Since a child, a passion of his has been genealogy. Thanks to Charles Gauci who published his first book on the Maltese nobility in the early 1980s, Charles Said-Vassallo’s genealogical interest grew as he worked on his own family history and took a keen interest in the nobility and landed gentry of Malta.
It was in 1999 that he set up a website, initially with the nobles of Malta, then slowly but surely, with further descendants and ancestors of these noble families. In time, the website expanded into a massive site with over 3,000 web pages containing many families.
The project worked in both ways. Not only was his website available free of charge to the public, but people start contributing their own research to Charles, either through their own efforts or through having work done commercially, by such professional genealogists as David Lanfranco of Lanfranco Genealogy Services of Malta. (Please note that Lanfranco Genealogical services of Malta are in no way connected to Maltagenealogy.com. Maltagenealogy.com is a client as much as everyone else. We pay for their services too). They are the only Professional genealogist in Malta and Gozo, so we respect them for their work and also hire them for many works and of course, we refer everyone who are starting out to start their genealogical works with Lanfrancos Genealogical services.
All this in turn expanded the project beyond imagination.
The story still continues 20 years later. Lately, Charles has “cleaned up” his maltagenealogy.com site, thereby making it even more valuable to the public.
In short maltagenealogy.com is an extremely valuable tool for those tracing their Maltese roots and, in the process, learning about their history and other aspects of their heritage.
I would be remiss if I didn’t mention that another facet of Charles is his interest in film. He has been a producer of many short films, worldwide, over the years and has shown a great interest in helping up and coming film directors and, in some cases, forming a number of projects.

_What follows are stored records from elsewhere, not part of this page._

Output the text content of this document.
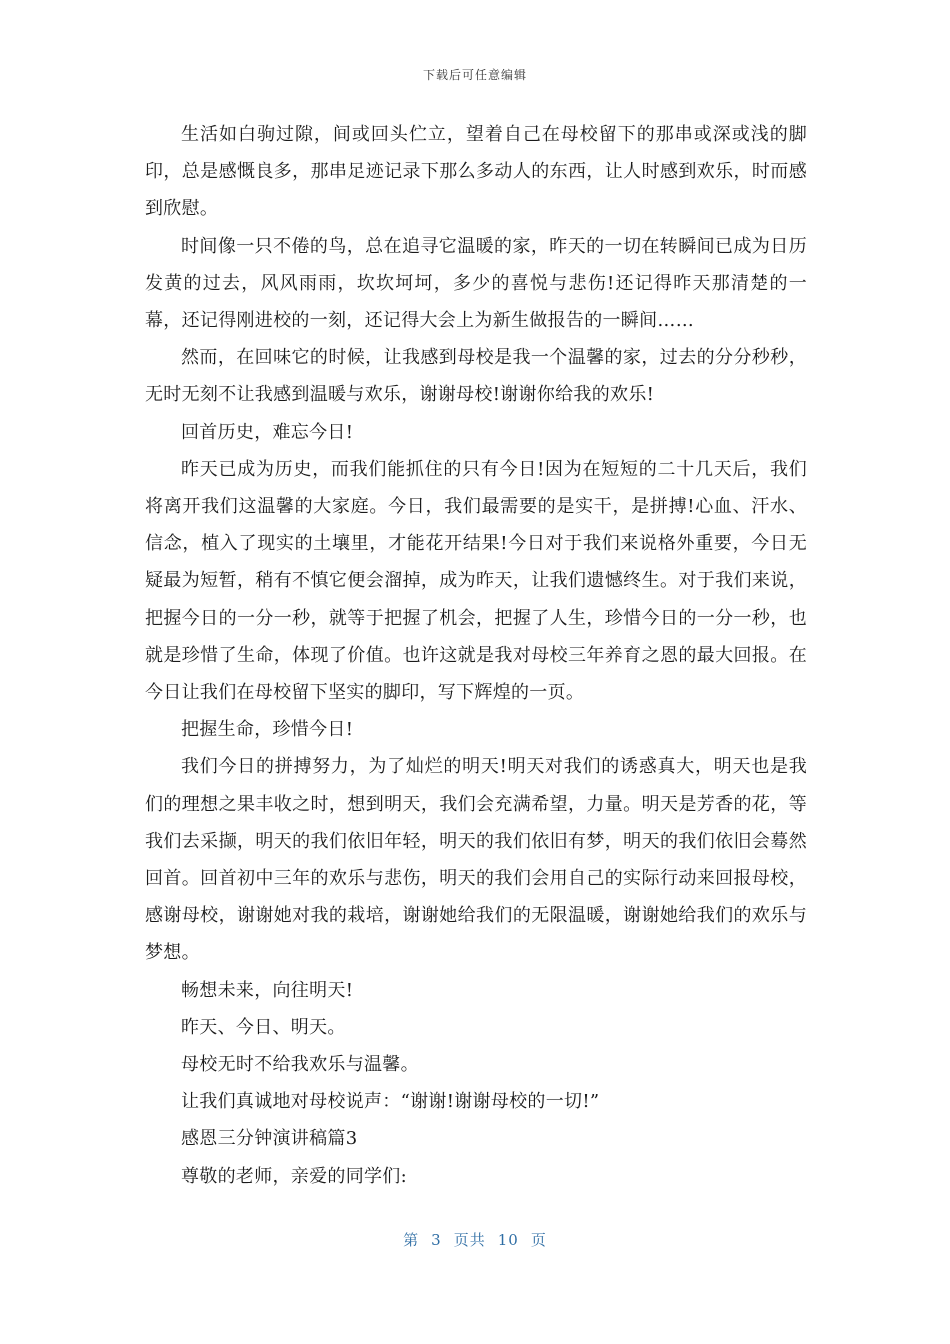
下载后可任意编辑

生活如白驹过隙，间或回头伫立，望着自己在母校留下的那串或深或浅的脚印，总是感慨良多，那串足迹记录下那么多动人的东西，让人时感到欢乐，时而感到欣慰。

时间像一只不倦的鸟，总在追寻它温暖的家，昨天的一切在转瞬间已成为日历发黄的过去，风风雨雨，坎坎坷坷，多少的喜悦与悲伤!还记得昨天那清楚的一幕，还记得刚进校的一刻，还记得大会上为新生做报告的一瞬间……

然而，在回味它的时候，让我感到母校是我一个温馨的家，过去的分分秒秒，无时无刻不让我感到温暖与欢乐，谢谢母校!谢谢你给我的欢乐!

回首历史，难忘今日!

昨天已成为历史，而我们能抓住的只有今日!因为在短短的二十几天后，我们将离开我们这温馨的大家庭。今日，我们最需要的是实干，是拼搏!心血、汗水、信念，植入了现实的土壤里，才能花开结果!今日对于我们来说格外重要，今日无疑最为短暂，稍有不慎它便会溜掉，成为昨天，让我们遗憾终生。对于我们来说，把握今日的一分一秒，就等于把握了机会，把握了人生，珍惜今日的一分一秒，也就是珍惜了生命，体现了价值。也许这就是我对母校三年养育之恩的最大回报。在今日让我们在母校留下坚实的脚印，写下辉煌的一页。

把握生命，珍惜今日!

我们今日的拼搏努力，为了灿烂的明天!明天对我们的诱惑真大，明天也是我们的理想之果丰收之时，想到明天，我们会充满希望，力量。明天是芳香的花，等我们去采撷，明天的我们依旧年轻，明天的我们依旧有梦，明天的我们依旧会蓦然回首。回首初中三年的欢乐与悲伤，明天的我们会用自己的实际行动来回报母校，感谢母校，谢谢她对我的栽培，谢谢她给我们的无限温暖，谢谢她给我们的欢乐与梦想。

畅想未来，向往明天!

昨天、今日、明天。

母校无时不给我欢乐与温馨。

让我们真诚地对母校说声：“谢谢!谢谢母校的一切!”

感恩三分钟演讲稿篇3

尊敬的老师，亲爱的同学们:

第 3 页共 10 页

Moreover, Charles has, for a number of years, been a patron of a number of Maltese and Australian organizations such as Maltese Welfare (NSW), Fondazzjoni Patrimonju Malti, the Sydney Opera House and St Dominic’s Hostel at Blacktown NSW.
He is very generous with his time, sponsorship and commitment to helping others trace or confirm their Maltese ancestry. Some 10 years ago, he assisted me with my project of doing a Malta passport database by having a number of discussions with the Malta National Archives at Rabat on how best to go about obtaining a formal agreement regarding consent and privacy issues. Charles volunteered to cover the costs if this were necessary. In the finish, the passports were digitised and the project fell into place nicely. I am stating this to confirm Charles’s commitment to genealogy and that during these 10 years we assisted each other in information-sharing to better assist in the enquiries we were receiving.
Maltagenealogy.comis all about connecting people from all corners of the globe. The Maltese race have been migrating for many centuries as a result of forced slavery, poverty or in search of better employment opportunities.
Researchers are discovering these Maltese links and then providing necessary information to help locate links to Malta. Once found, then the information is published online to show the emailer the connections.
Maltagenealogy.com also helps guide them through through a number of connections found and this opens up the door for others who locate a link.
Charles and I always believe in a share-share basis. Though the emailers have an option on how much modern data they would like to add; it is their choice, providing that all family members are satisfied with the posting.
At times, further research must happen, particularly for 20thcentury connections, and this must be carried out by a professional genealogist in Malta for which a service charge is incurred.
Often, the end result will be mind-boggling, but very rewarding, as to who, what and where one’s ancestors lie.
* I wish to thank Charles, my good friend and “neighbour” for his assistance in preparing this write-up.